A divorce can be a liberating thing, once you make it through the pain, anguish and expense. The timing sucks, however...

I hired the best lawyer I could afford and it was worth every penny.

Christopher said...

I am sorry, Paul. I have no advice - I leave that to smarter, more experienced commenters - but I'll say a prayer for you.

Lorelei Leigh said...

That's terrible, Paul.

I know a woman who is filing for divorce from her husband after 20 years of marriage. It's sad because I just saw her daughter in Wal-Mart as I was doing my last minute Christmas shopping and she was telling me about all the nice presents her dad had bought for her mom. And then two days later I hear they're splitting up. It's sad.

Windbag said...

The glass is neither half full nor half empty; the container was engineered with twice the necessary glass.

Meade said...

Keep it as private as you can.
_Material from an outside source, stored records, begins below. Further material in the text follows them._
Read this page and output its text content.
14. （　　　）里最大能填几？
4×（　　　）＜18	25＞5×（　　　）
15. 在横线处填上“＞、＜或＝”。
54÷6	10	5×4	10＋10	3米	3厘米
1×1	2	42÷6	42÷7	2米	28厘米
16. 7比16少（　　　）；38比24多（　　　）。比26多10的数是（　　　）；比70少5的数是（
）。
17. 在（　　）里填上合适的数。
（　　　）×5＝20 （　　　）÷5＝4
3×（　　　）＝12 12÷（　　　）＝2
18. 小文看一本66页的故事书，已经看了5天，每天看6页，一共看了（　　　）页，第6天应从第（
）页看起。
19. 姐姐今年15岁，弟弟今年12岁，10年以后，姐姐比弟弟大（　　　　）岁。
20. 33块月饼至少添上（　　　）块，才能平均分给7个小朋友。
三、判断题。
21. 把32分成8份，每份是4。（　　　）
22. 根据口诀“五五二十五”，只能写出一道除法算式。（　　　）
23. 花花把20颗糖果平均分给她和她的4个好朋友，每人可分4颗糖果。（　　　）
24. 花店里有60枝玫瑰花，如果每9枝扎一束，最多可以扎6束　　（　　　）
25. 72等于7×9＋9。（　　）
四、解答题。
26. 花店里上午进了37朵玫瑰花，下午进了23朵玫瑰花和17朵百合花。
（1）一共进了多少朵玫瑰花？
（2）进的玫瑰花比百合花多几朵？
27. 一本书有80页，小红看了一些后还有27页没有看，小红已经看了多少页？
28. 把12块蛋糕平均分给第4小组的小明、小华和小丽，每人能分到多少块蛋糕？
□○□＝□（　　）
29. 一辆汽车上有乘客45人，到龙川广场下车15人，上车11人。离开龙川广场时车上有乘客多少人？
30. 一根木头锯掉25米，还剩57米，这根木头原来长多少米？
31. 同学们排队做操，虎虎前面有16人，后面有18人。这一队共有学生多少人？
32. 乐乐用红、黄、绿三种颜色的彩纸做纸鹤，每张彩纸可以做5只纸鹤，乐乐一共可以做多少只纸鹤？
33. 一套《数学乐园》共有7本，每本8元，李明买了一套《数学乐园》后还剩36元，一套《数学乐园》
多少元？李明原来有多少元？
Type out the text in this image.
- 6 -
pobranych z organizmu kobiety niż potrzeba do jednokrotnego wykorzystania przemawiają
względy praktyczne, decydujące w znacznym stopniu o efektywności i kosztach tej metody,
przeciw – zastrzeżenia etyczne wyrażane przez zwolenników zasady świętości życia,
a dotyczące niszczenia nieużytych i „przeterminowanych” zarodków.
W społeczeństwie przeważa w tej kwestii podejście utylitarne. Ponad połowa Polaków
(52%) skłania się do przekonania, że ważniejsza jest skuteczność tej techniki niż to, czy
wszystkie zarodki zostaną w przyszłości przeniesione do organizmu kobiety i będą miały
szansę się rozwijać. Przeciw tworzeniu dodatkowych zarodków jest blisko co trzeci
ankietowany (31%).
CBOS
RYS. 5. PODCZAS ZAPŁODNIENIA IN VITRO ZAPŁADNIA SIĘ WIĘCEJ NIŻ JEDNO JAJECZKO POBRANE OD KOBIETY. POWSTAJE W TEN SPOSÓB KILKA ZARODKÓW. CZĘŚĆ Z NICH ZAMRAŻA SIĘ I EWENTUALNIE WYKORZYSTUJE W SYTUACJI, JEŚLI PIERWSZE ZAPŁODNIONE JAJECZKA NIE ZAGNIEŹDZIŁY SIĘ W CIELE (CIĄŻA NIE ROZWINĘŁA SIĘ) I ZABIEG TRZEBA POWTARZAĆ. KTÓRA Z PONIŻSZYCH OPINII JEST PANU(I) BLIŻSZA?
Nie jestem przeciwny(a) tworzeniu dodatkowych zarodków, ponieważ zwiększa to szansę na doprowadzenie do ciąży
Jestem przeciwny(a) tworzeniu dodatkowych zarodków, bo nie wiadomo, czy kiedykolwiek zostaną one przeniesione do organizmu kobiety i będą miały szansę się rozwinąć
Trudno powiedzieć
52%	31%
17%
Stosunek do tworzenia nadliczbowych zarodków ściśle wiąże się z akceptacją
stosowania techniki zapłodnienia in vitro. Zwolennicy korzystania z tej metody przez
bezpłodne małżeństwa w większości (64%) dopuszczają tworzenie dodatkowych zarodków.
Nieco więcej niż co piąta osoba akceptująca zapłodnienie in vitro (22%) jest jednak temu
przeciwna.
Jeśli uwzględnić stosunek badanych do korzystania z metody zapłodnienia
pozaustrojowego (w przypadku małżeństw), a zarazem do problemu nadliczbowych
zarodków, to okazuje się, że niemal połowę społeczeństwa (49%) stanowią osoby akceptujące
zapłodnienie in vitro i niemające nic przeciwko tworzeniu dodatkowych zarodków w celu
If you need to vent and talk emotions, get professional help - therapist or clergyman. Never let your children hear you say one negative thing about their other parent. Hire the best lawyer you can and go, not for revenge, but for equalization of assets, debts, and custody.

You will be fine.

HelenParr said...

Paul a'barge: If you have any hope left for your marriage, I encourage you to fight for it.

Meade said...

HelenParr - good advice but only if his wife want to fight for it. If she doesn't, it's likely she already has a head start on the probable fight that needs to be won/lost equally by both parties.

commenter said...

divorce:

it can be the ending of a relationship that has served its purpose. to get the best lawyer can quite possibly deplete your faith in humanity.
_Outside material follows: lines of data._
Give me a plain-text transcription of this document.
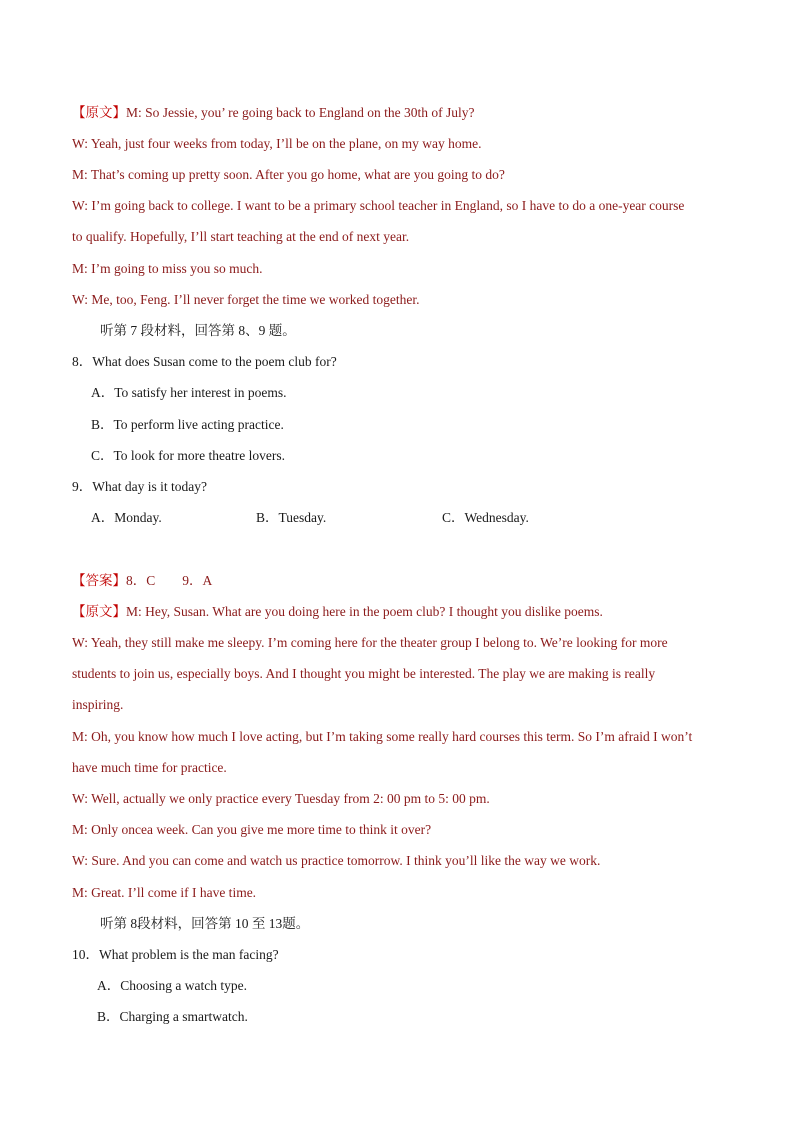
【原文】M: So Jessie, you’ re going back to England on the 30th of July?
W: Yeah, just four weeks from today, I’ll be on the plane, on my way home.
M: That’s coming up pretty soon. After you go home, what are you going to do?
W: I’m going back to college. I want to be a primary school teacher in England, so I have to do a one-year course
to qualify. Hopefully, I’ll start teaching at the end of next year.
M: I’m going to miss you so much.
W: Me, too, Feng. I’ll never forget the time we worked together.
听第 7 段材料，回答第 8、9 题。
8．What does Susan come to the poem club for?
A．To satisfy her interest in poems.
B．To perform live acting practice.
C．To look for more theatre lovers.
9．What day is it today?
A．Monday.	B．Tuesday.	C．Wednesday.
【答案】8．C        9．A
【原文】M: Hey, Susan. What are you doing here in the poem club? I thought you dislike poems.
W: Yeah, they still make me sleepy. I’m coming here for the theater group I belong to. We’re looking for more
students to join us, especially boys. And I thought you might be interested. The play we are making is really
inspiring.
M: Oh, you know how much I love acting, but I’m taking some really hard courses this term. So I’m afraid I won’t
have much time for practice.
W: Well, actually we only practice every Tuesday from 2: 00 pm to 5: 00 pm.
M: Only oncea week. Can you give me more time to think it over?
W: Sure. And you can come and watch us practice tomorrow. I think you’ll like the way we work.
M: Great. I’ll come if I have time.
听第 8段材料，回答第 10 至 13题。
10．What problem is the man facing?
A．Choosing a watch type.
B．Charging a smartwatch.
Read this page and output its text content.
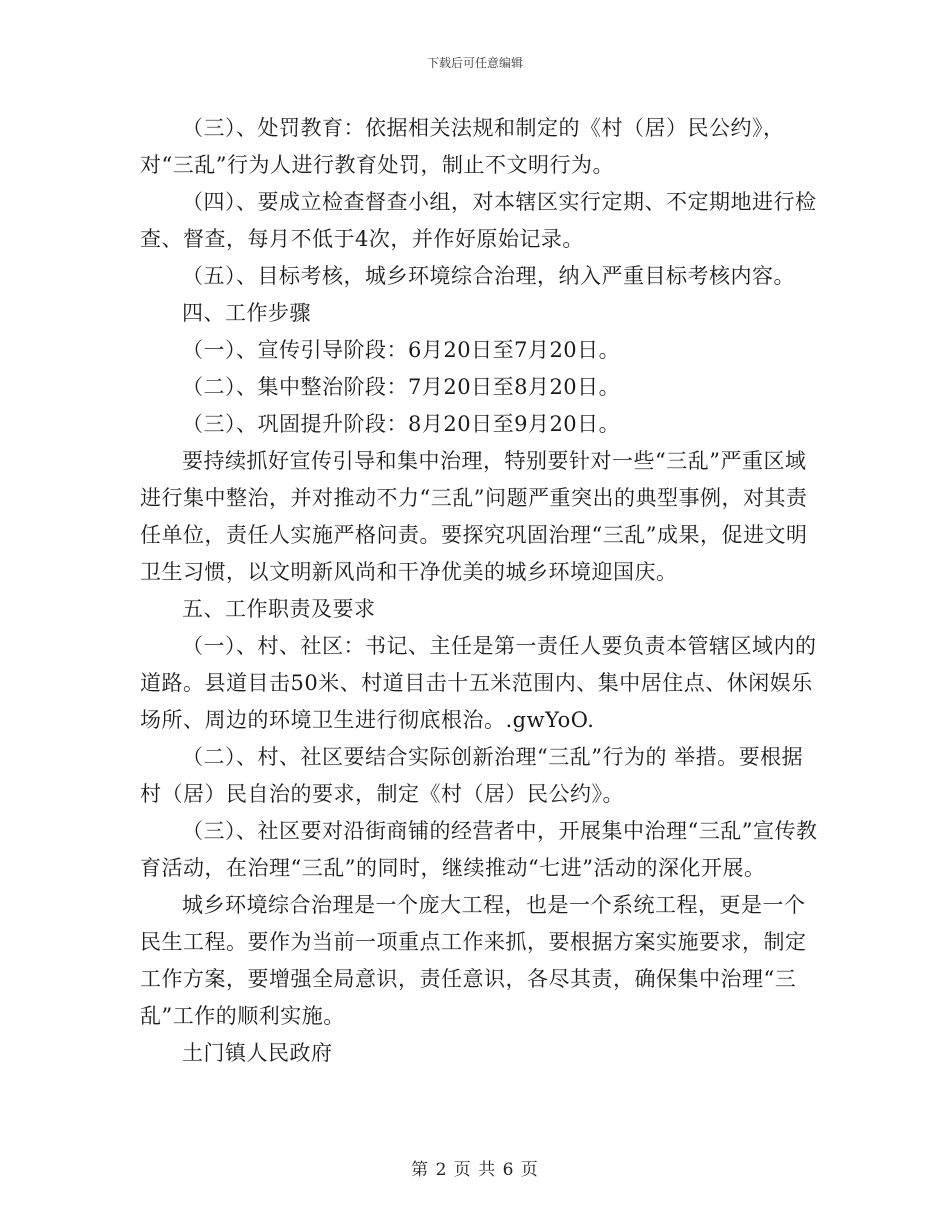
下载后可任意编辑

（三）、处罚教育：依据相关法规和制定的《村（居）民公约》，对“三乱”行为人进行教育处罚，制止不文明行为。

（四）、要成立检查督查小组，对本辖区实行定期、不定期地进行检查、督查，每月不低于4次，并作好原始记录。

（五）、目标考核，城乡环境综合治理，纳入严重目标考核内容。

四、工作步骤

（一）、宣传引导阶段：6月20日至7月20日。

（二）、集中整治阶段：7月20日至8月20日。

（三）、巩固提升阶段：8月20日至9月20日。

要持续抓好宣传引导和集中治理，特别要针对一些“三乱”严重区域进行集中整治，并对推动不力“三乱”问题严重突出的典型事例，对其责任单位，责任人实施严格问责。要探究巩固治理“三乱”成果，促进文明卫生习惯，以文明新风尚和干净优美的城乡环境迎国庆。

五、工作职责及要求

（一）、村、社区：书记、主任是第一责任人要负责本管辖区域内的道路。县道目击50米、村道目击十五米范围内、集中居住点、休闲娱乐场所、周边的环境卫生进行彻底根治。.gwYoO.

（二）、村、社区要结合实际创新治理“三乱”行为的 举措。要根据村（居）民自治的要求，制定《村（居）民公约》。

（三）、社区要对沿街商铺的经营者中，开展集中治理“三乱”宣传教育活动，在治理“三乱”的同时，继续推动“七进”活动的深化开展。

城乡环境综合治理是一个庞大工程，也是一个系统工程，更是一个民生工程。要作为当前一项重点工作来抓，要根据方案实施要求，制定工作方案，要增强全局意识，责任意识，各尽其责，确保集中治理“三乱”工作的顺利实施。

土门镇人民政府

第 2 页 共 6 页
I thought falling out of love was hell. I now know having a lawyer (and his other professional friends) oversee that process was quite possibly the worst decision i ever made in my life.
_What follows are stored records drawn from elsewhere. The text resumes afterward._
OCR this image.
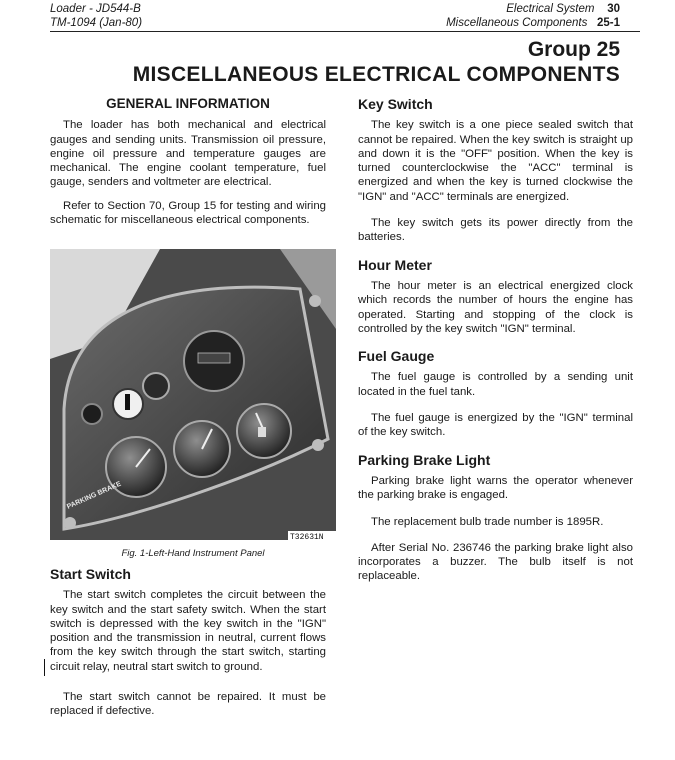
Loader - JD544-B
TM-1094 (Jan-80)
Electrical System 30
Miscellaneous Components 25-1
Group 25
MISCELLANEOUS ELECTRICAL COMPONENTS
GENERAL INFORMATION

The loader has both mechanical and electrical gauges and sending units. Transmission oil pressure, engine oil pressure and temperature gauges are mechanical. The engine coolant temperature, fuel gauge, senders and voltmeter are electrical.

Refer to Section 70, Group 15 for testing and wiring schematic for miscellaneous electrical components.

PARKING BRAKE
T32631N
Fig. 1-Left-Hand Instrument Panel
Start Switch

The start switch completes the circuit between the key switch and the start safety switch. When the start switch is depressed with the key switch in the "IGN" position and the transmission in neutral, current flows from the key switch through the start switch, starting circuit relay, neutral start switch to ground.

The start switch cannot be repaired. It must be replaced if defective.

Key Switch

The key switch is a one piece sealed switch that cannot be repaired. When the key switch is straight up and down it is the "OFF" position. When the key is turned counterclockwise the "ACC" terminal is energized and when the key is turned clockwise the "IGN" and "ACC" terminals are energized.

The key switch gets its power directly from the batteries.

Hour Meter

The hour meter is an electrical energized clock which records the number of hours the engine has operated. Starting and stopping of the clock is controlled by the key switch "IGN" terminal.

Fuel Gauge

The fuel gauge is controlled by a sending unit located in the fuel tank.

The fuel gauge is energized by the "IGN" terminal of the key switch.

Parking Brake Light

Parking brake light warns the operator whenever the parking brake is engaged.

The replacement bulb trade number is 1895R.

After Serial No. 236746 the parking brake light also incorporates a buzzer. The bulb itself is not replaceable.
it changed my life radically. Many people think i am crazier than ever before. Jonny Depp would understand. He's a gemini, too.

I am happier and more full of life. I am still inconsistant, charming, and self interested. I have since returned to my tall, lankier physical attributes..so it must all be written in my darting electric eyes... or gemini stars: as wikipedia explains.

ricpic said...

A cute little girl played on my computer Christmas day and then when her parents took her home I tried to turn the computer on -- nothing. Frazzled nerves, 'cause I hate to deal with my local snotty computer whiz. Anyways, dealt with it and now it's back on. Too embarrassed to say what a tiny adjustment had to be made to turn it back on. Bah, humbug.

Meade said...

Aw ricpic, man, haven't you learned by now the trouble cute little big girls can get you into? Never ever ever ever take your eyes off a cute girl. That's the rule, man. Protect yourself.

blake said...

I read somewhere in the 'sphere someone saying "The glass is half full of urine."

Meade said...

Hey, when life deals you half a glass of pee, turn it into URINE THERAPY!!!

ricpic said...

Eyes on girl. Got it.

heywoot said...

You're in luck.

Anthony said...

The glasses here are somewhat more than half-full. But are they less than half-empty?